Sandooram Dosh, Hornigold Rachael, Grunfeld Beth, Thomas Nicholas, Kitchen Neil D, Gleeson Michael
Department of Otolaryngology and Skull Base Surgery, Guy's Hospital, London, United Kingdom.
Skull Base. 2010 Jan;20(1):47-54. doi: 10.1055/s-0029-1242985.

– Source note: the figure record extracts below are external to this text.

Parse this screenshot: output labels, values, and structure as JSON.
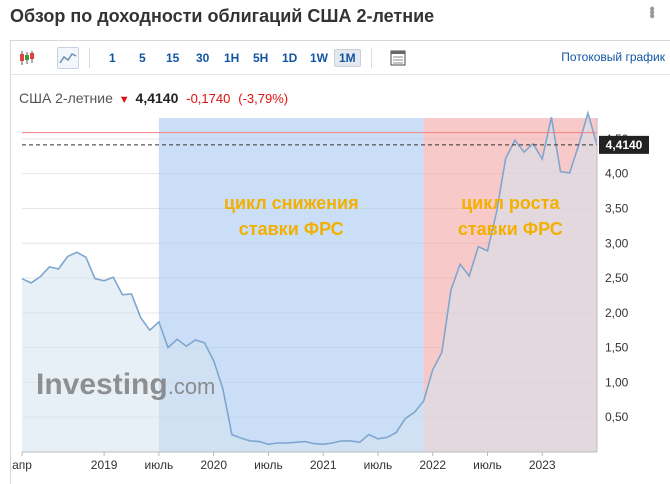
{
  "page": {
    "title": "Обзор по доходности облигаций США 2-летние"
  },
  "toolbar": {
    "candles_icon": "candlestick-icon",
    "area_icon": "area-chart-icon",
    "timeframes": [
      "1",
      "5",
      "15",
      "30",
      "1H",
      "5H",
      "1D",
      "1W",
      "1M"
    ],
    "active_timeframe": "1M",
    "layout_icon": "chart-layout-icon",
    "stream_label": "Потоковый график"
  },
  "quote": {
    "name": "США 2-летние",
    "arrow_icon": "arrow-down-icon",
    "last": "4,4140",
    "change": "-0,1740",
    "change_pct": "(-3,79%)"
  },
  "watermark": {
    "brand": "Investing",
    "suffix": ".com"
  },
  "chart_data": {
    "type": "area",
    "ylim": [
      0,
      4.8
    ],
    "yticks": [
      {
        "value": 0.5,
        "label": "0,50"
      },
      {
        "value": 1.0,
        "label": "1,00"
      },
      {
        "value": 1.5,
        "label": "1,50"
      },
      {
        "value": 2.0,
        "label": "2,00"
      },
      {
        "value": 2.5,
        "label": "2,50"
      },
      {
        "value": 3.0,
        "label": "3,00"
      },
      {
        "value": 3.5,
        "label": "3,50"
      },
      {
        "value": 4.0,
        "label": "4,00"
      },
      {
        "value": 4.5,
        "label": "4,50"
      }
    ],
    "xlim": [
      "2018-04",
      "2023-07"
    ],
    "xticks": [
      {
        "date": "2018-04",
        "label": "апр"
      },
      {
        "date": "2019-01",
        "label": "2019"
      },
      {
        "date": "2019-07",
        "label": "июль"
      },
      {
        "date": "2020-01",
        "label": "2020"
      },
      {
        "date": "2020-07",
        "label": "июль"
      },
      {
        "date": "2021-01",
        "label": "2021"
      },
      {
        "date": "2021-07",
        "label": "июль"
      },
      {
        "date": "2022-01",
        "label": "2022"
      },
      {
        "date": "2022-07",
        "label": "июль"
      },
      {
        "date": "2023-01",
        "label": "2023"
      }
    ],
    "current_value": 4.414,
    "current_label": "4,4140",
    "reference_line_value": 4.59,
    "series": [
      {
        "x": [
          "2018-04",
          "2018-05",
          "2018-06",
          "2018-07",
          "2018-08",
          "2018-09",
          "2018-10",
          "2018-11",
          "2018-12",
          "2019-01",
          "2019-02",
          "2019-03",
          "2019-04",
          "2019-05",
          "2019-06",
          "2019-07",
          "2019-08",
          "2019-09",
          "2019-10",
          "2019-11",
          "2019-12",
          "2020-01",
          "2020-02",
          "2020-03",
          "2020-04",
          "2020-05",
          "2020-06",
          "2020-07",
          "2020-08",
          "2020-09",
          "2020-10",
          "2020-11",
          "2020-12",
          "2021-01",
          "2021-02",
          "2021-03",
          "2021-04",
          "2021-05",
          "2021-06",
          "2021-07",
          "2021-08",
          "2021-09",
          "2021-10",
          "2021-11",
          "2021-12",
          "2022-01",
          "2022-02",
          "2022-03",
          "2022-04",
          "2022-05",
          "2022-06",
          "2022-07",
          "2022-08",
          "2022-09",
          "2022-10",
          "2022-11",
          "2022-12",
          "2023-01",
          "2023-02",
          "2023-03",
          "2023-04",
          "2023-05",
          "2023-06",
          "2023-07"
        ],
        "y": [
          2.49,
          2.43,
          2.52,
          2.66,
          2.63,
          2.81,
          2.87,
          2.8,
          2.49,
          2.46,
          2.51,
          2.26,
          2.27,
          1.93,
          1.75,
          1.87,
          1.5,
          1.62,
          1.52,
          1.61,
          1.57,
          1.31,
          0.91,
          0.25,
          0.2,
          0.16,
          0.15,
          0.11,
          0.13,
          0.13,
          0.14,
          0.15,
          0.12,
          0.11,
          0.13,
          0.16,
          0.16,
          0.14,
          0.25,
          0.19,
          0.21,
          0.28,
          0.48,
          0.57,
          0.73,
          1.18,
          1.43,
          2.33,
          2.7,
          2.53,
          2.95,
          2.89,
          3.45,
          4.22,
          4.48,
          4.31,
          4.43,
          4.21,
          4.81,
          4.03,
          4.01,
          4.41,
          4.87,
          4.41
        ]
      }
    ],
    "annotations": [
      {
        "label": "цикл снижения ставки ФРС",
        "from": "2019-07",
        "to": "2021-12",
        "color": "#a9c8f2"
      },
      {
        "label": "цикл роста ставки ФРС",
        "from": "2021-12",
        "to": "2023-07",
        "color": "#f2a5a5"
      }
    ],
    "colors": {
      "line": "#7fa6cf",
      "area": "#d6e4f0",
      "label_text": "#f2b000",
      "grid": "#e6e6e6"
    }
  }
}
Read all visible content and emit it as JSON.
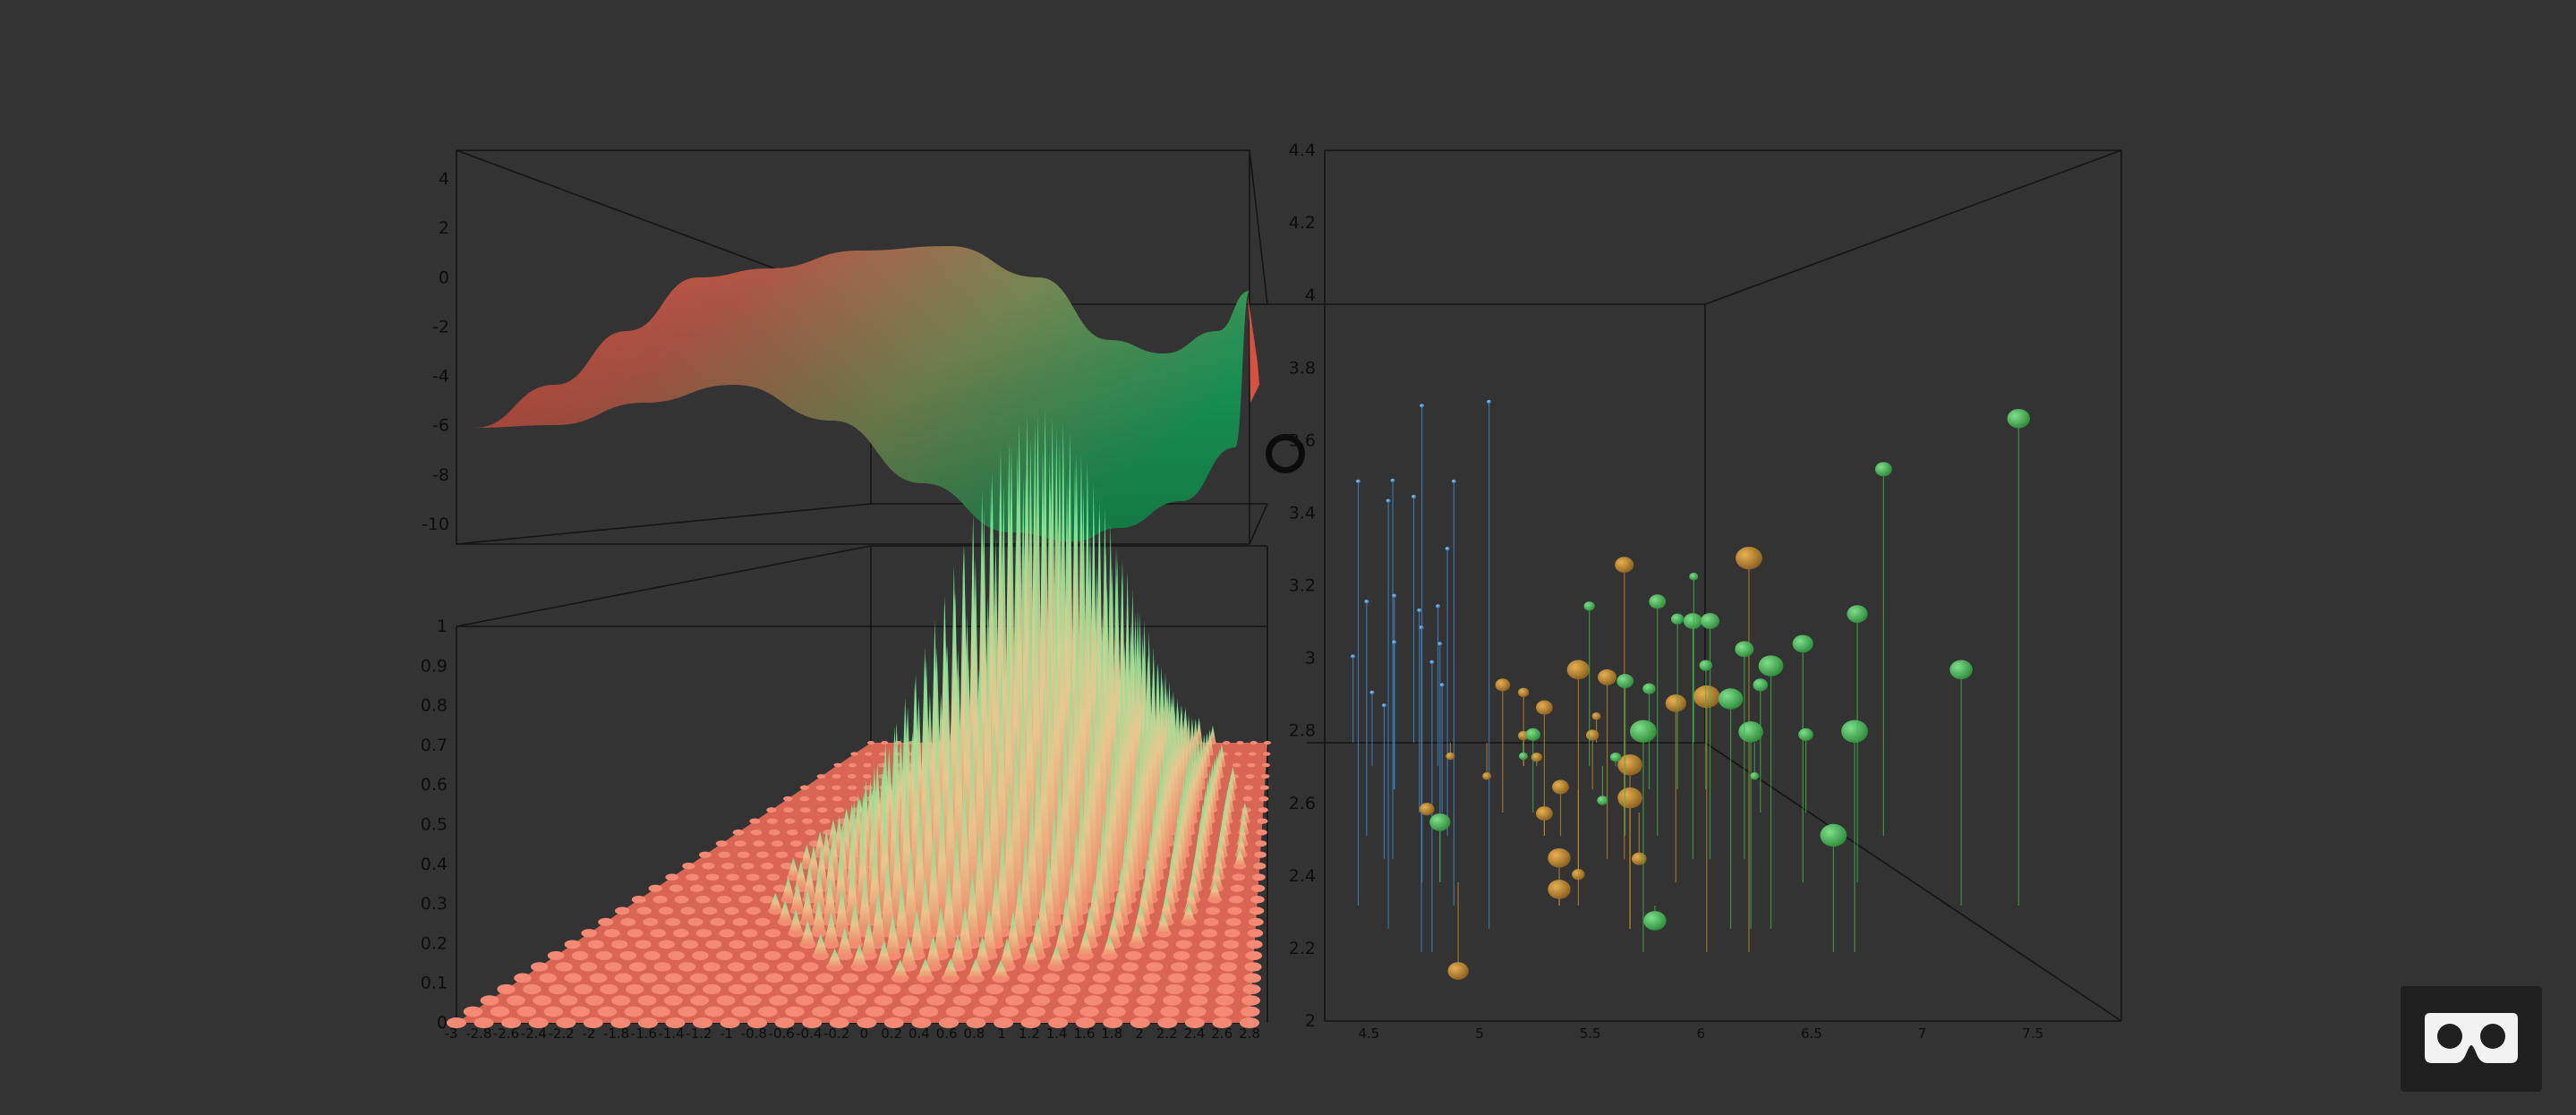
{
  "colors": {
    "background": "#333333",
    "surface_low": "#e8453e",
    "surface_high": "#1aa05c",
    "bars_low": "#e8705a",
    "bars_high": "#5cf59a",
    "scatter_blue": "#3d8fd6",
    "scatter_orange": "#c98a2a",
    "scatter_green": "#3fb84a"
  },
  "icons": {
    "vr_button": "vr-headset-icon",
    "cursor": "gaze-cursor-ring-icon"
  },
  "chart_data": [
    {
      "type": "surface",
      "series": [
        {
          "values": [
            -6.1,
            -4.0,
            -2.0,
            -1.6,
            -2.0,
            -3.5,
            -6.0,
            -9.0,
            -10.0,
            -9.5,
            -6.0,
            -3.0
          ]
        }
      ],
      "y_ticks": [
        "4",
        "2",
        "0",
        "-2",
        "-4",
        "-6",
        "-8",
        "-10"
      ],
      "ylim": [
        -10,
        4
      ],
      "grid": false
    },
    {
      "type": "bar",
      "shape": "gaussian",
      "peak": 1.0,
      "floor": 0.0,
      "y_ticks": [
        "1",
        "0.9",
        "0.8",
        "0.7",
        "0.6",
        "0.5",
        "0.4",
        "0.3",
        "0.2",
        "0.1",
        "0"
      ],
      "x_ticks": [
        "-3",
        "-2.8",
        "-2.6",
        "-2.4",
        "-2.2",
        "-2",
        "-1.8",
        "-1.6",
        "-1.4",
        "-1.2",
        "-1",
        "-0.8",
        "-0.6",
        "-0.4",
        "-0.2",
        "0",
        "0.2",
        "0.4",
        "0.6",
        "0.8",
        "1",
        "1.2",
        "1.4",
        "1.6",
        "1.8",
        "2",
        "2.2",
        "2.4",
        "2.6",
        "2.8"
      ],
      "ylim": [
        0,
        1
      ],
      "grid": false
    },
    {
      "type": "scatter",
      "x_ticks": [
        "4.5",
        "5",
        "5.5",
        "6",
        "6.5",
        "7",
        "7.5"
      ],
      "y_ticks": [
        "4.4",
        "4.2",
        "4",
        "3.8",
        "3.6",
        "3.4",
        "3.2",
        "3",
        "2.8",
        "2.6",
        "2.4",
        "2.2",
        "2"
      ],
      "xlim": [
        4.3,
        7.9
      ],
      "ylim": [
        2,
        4.4
      ],
      "grid": false,
      "series": [
        {
          "color": "#3d8fd6",
          "points": [
            [
              4.4,
              3.2
            ],
            [
              4.45,
              3.6
            ],
            [
              4.5,
              3.3
            ],
            [
              4.55,
              3.0
            ],
            [
              4.6,
              3.5
            ],
            [
              4.65,
              3.7
            ],
            [
              4.7,
              3.4
            ],
            [
              4.75,
              3.1
            ],
            [
              4.8,
              3.9
            ],
            [
              4.85,
              3.3
            ],
            [
              4.9,
              4.0
            ],
            [
              4.95,
              3.6
            ],
            [
              5.0,
              3.5
            ],
            [
              5.05,
              3.4
            ],
            [
              5.1,
              3.8
            ],
            [
              4.6,
              2.9
            ],
            [
              4.7,
              3.2
            ],
            [
              4.8,
              3.0
            ],
            [
              4.9,
              3.1
            ],
            [
              5.0,
              3.0
            ]
          ]
        },
        {
          "color": "#c98a2a",
          "points": [
            [
              4.9,
              2.5
            ],
            [
              5.2,
              2.7
            ],
            [
              5.5,
              2.4
            ],
            [
              5.6,
              2.9
            ],
            [
              5.7,
              3.0
            ],
            [
              5.8,
              2.7
            ],
            [
              5.9,
              3.0
            ],
            [
              6.0,
              2.2
            ],
            [
              6.1,
              2.9
            ],
            [
              6.2,
              2.9
            ],
            [
              6.3,
              2.3
            ],
            [
              6.4,
              2.9
            ],
            [
              5.5,
              2.3
            ],
            [
              5.6,
              2.5
            ],
            [
              5.7,
              2.8
            ],
            [
              5.8,
              2.6
            ],
            [
              6.0,
              3.4
            ],
            [
              6.1,
              2.8
            ],
            [
              6.3,
              3.3
            ],
            [
              5.0,
              2.0
            ],
            [
              5.4,
              3.0
            ],
            [
              5.5,
              2.6
            ],
            [
              5.6,
              3.0
            ],
            [
              5.7,
              2.6
            ],
            [
              5.8,
              2.7
            ]
          ]
        },
        {
          "color": "#3fb84a",
          "points": [
            [
              4.9,
              2.5
            ],
            [
              5.6,
              2.8
            ],
            [
              5.8,
              2.7
            ],
            [
              6.0,
              2.2
            ],
            [
              6.1,
              3.0
            ],
            [
              6.2,
              3.4
            ],
            [
              6.3,
              2.9
            ],
            [
              6.4,
              3.2
            ],
            [
              6.5,
              3.0
            ],
            [
              6.7,
              2.5
            ],
            [
              6.9,
              3.1
            ],
            [
              7.1,
              3.0
            ],
            [
              7.2,
              3.6
            ],
            [
              7.6,
              3.0
            ],
            [
              7.7,
              3.8
            ],
            [
              6.3,
              2.5
            ],
            [
              6.4,
              2.8
            ],
            [
              6.5,
              3.2
            ],
            [
              6.7,
              3.3
            ],
            [
              6.8,
              2.8
            ],
            [
              7.2,
              3.2
            ],
            [
              7.4,
              2.8
            ],
            [
              7.7,
              2.6
            ],
            [
              7.9,
              3.8
            ],
            [
              6.3,
              3.3
            ],
            [
              6.4,
              2.7
            ],
            [
              6.5,
              3.0
            ],
            [
              6.7,
              3.1
            ],
            [
              6.9,
              3.1
            ],
            [
              5.8,
              2.8
            ]
          ]
        }
      ]
    }
  ]
}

With the emergence of three effective management options for vestibular schwannoma and the drastic reduction in mortality rate, the last two decades have seen increasing attention being paid to health-related quality of life. The vast majority of quality of life studies have been retrospective. We prospectively assessed quality of life of vestibular schwannoma patients before and after conservative or microsurgical management. We performed a prospective observational study conducted at a tertiary referral center between October 2001 and October 2003. Patients were divided into two groups: conservative management and microsurgery. Quality of life was assessed using the Medical Outcome Study 36-Item Short Form (SF-36) and Glasgow Benefit Inventory (GBI). The questionnaires were administered at initial assessment, 1 month, 3 months, and 6 months in both groups. Thirty-three patients completed the study, 18 in the conservative group and 15 in the microsurgical group. One month after microsurgery, SF-36 scores were significantly reduced within three of eight domains; however, 3 months after microsurgery, no significant difference existed in patients' scores on any of the SF-36 domains compared with preoperatively, and at 6 months there was a significant improvement in one domain compared with preoperatively. There was no significant difference in overall quality of life alteration (GBI total score) between microsurgery and conservative management. The improved quality of life of patients 6 months after microsurgery (relative to preoperatively, and in comparison with an age- and sex- matched population) is a new finding that has not been previously documented in the literature.
随着前庭神经鞘瘤三种有效治疗方案的出现以及死亡率的大幅降低,在过去二十年中,与健康相关的生活质量受到了越来越多的关注。绝大多数生活质量研究都是回顾性的。我们前瞻性地评估了前庭神经鞘瘤患者在保守治疗或显微手术后的生活质量。我们于2001年10月至2003年10月在一家三级转诊中心进行了一项前瞻性观察研究。患者分为两组:保守治疗组和显微手术组。使用医学结局研究简明健康调查问卷(SF - 36)和格拉斯哥获益量表(GBI)评估生活质量。两组患者均在初始评估、1个月、3个月和6个月时进行问卷调查。33名患者完成了研究,其中保守治疗组18例,显微手术组15例。显微手术后1个月,SF - 36评分在八个领域中的三个领域显著降低;然而,显微手术后3个月,患者在任何SF - 36领域的评分与术前相比均无显著差异,而在6个月时,与术前相比有一个领域有显著改善。显微手术和保守治疗在总体生活质量改变(GBI总分)方面没有显著差异。显微手术后6个月患者生活质量的改善(相对于术前,以及与年龄和性别匹配的人群相比)是一个新发现,此前文献中尚未有记载。